Speaking exclusively to Energy Voice, Mark Richardson, Apache North Sea project director, said: “The lower-for-longer scenario is in place. I don’t think that reality has really sunk in for some yet. People are going to have to change the way they do business.”
He added: “There are many in the industry who do understand that things have to change. There is a crisis right now, but that means it’s actually a good time to convince people to make the changes.
“In the way you approach doing business you to keep thinking how to make it faster, cheaper, better and safer in the way you approach doing business.”
Richardson said it was important to learn from historical trends and understand that oil has averaged in a price range of $50-$60 per barrel.
“People don’t really have a clue what the oil price will be in the future. There are so many variables it is almost impossible to make an accurate forecasts.
“If you ‘hindcast’, you will see the average oil price since 1973, when OPEC was formed, is somewhere in the $50 per barrel. I think that is probably where it’s going to sit for the next few years.
“You may get swings up to $100 and lows down to $20, but there’s no reason why that long-term average should not continue.”
The oil industry continues to reel from the effects of the oil price slump which has seen more than 6,000 jobs lost this year in the north east of Scotland.
Earlier this year, Energy Voice reported that 800 people had applied for an office administrator role – highlighting the changing jobs market that in early 2014, was struggling to find people to fill roles.
Hopes of an oil price rally appear increasingly forlorn as Saudi Arabia and OPEC continue to keep the oil pumping. Oil inventories in developed countries have expanded to a record of almost 3 billion barrels because of massive supplies from both OPEC and non-OPEC producers.

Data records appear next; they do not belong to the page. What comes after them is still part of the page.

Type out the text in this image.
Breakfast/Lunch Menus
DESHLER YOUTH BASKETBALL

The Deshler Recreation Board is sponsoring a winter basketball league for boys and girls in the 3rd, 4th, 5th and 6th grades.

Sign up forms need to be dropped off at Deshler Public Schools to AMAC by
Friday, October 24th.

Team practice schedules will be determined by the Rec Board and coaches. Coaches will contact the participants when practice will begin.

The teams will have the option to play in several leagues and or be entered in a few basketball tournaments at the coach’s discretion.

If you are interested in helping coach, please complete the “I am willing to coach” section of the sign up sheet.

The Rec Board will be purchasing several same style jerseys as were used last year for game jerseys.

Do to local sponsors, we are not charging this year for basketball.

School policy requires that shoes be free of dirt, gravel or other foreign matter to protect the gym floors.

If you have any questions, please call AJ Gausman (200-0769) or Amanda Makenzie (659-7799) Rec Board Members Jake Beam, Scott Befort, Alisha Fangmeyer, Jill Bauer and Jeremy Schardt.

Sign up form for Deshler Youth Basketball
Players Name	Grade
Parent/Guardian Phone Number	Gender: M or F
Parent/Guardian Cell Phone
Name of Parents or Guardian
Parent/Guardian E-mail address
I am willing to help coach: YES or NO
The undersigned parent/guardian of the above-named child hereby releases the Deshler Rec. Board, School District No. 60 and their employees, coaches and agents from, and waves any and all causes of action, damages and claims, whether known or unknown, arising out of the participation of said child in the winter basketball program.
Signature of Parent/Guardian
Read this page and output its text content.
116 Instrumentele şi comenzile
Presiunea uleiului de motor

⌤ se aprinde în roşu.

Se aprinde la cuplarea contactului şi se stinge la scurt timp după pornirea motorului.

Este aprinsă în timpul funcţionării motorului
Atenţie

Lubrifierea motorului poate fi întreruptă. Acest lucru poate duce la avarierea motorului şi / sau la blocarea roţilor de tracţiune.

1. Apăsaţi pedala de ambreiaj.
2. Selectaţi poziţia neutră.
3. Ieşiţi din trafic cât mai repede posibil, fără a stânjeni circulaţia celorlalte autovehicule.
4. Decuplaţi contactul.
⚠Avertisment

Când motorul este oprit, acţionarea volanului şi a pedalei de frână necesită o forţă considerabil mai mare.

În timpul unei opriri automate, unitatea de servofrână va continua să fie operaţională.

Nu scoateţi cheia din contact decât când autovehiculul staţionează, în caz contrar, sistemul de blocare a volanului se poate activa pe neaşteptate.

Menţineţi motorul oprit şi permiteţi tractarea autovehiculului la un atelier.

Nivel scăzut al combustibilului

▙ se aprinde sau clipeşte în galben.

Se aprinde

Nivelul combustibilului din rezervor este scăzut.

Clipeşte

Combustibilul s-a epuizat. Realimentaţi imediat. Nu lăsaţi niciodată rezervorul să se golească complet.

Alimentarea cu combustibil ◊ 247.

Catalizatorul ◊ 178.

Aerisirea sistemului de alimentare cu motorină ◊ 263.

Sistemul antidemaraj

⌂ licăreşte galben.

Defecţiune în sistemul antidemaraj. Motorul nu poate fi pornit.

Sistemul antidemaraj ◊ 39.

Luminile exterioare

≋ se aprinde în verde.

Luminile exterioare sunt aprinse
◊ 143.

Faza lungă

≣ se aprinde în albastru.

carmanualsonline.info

Apache in the US has been hampered by the pressure on the US shale market brought about by Saudi Arabia’s policy. Apache, is one of the biggest leaseholders in the largest US shale play, has seen its share price battered in 2015 as a result.
Industry analysts have warned that US producers’ ability to quickly ramp up production in response to any oil price increase will ensure that – unforeseen circumstances notwithstanding – the longer-term oil price will remain relatively low for a longer time.
Last month Apache announced it had made significant discoveries in the North Sea in both the Beryl and Forties fields which could yield up to 70 million barrels of oil equivalent, extending field life of both into the 2030s.
Richardson said he said it was crucial young people remained positive about working in the oil and gas industry.
Apache is one of the few operators in the North Sea that has so far avoided reducing its headcount in the North Sea. Last week, he addressed a gathering of more than 100 young professionals at Apache’s regional headquarters in Aberdeen, insisting opportunities were still out there.
“Young people are the life blood the industry. We absolutely need to engage as an industry and make young people aware, through the universities and colleges, that oil and gas continues to be a major employer.”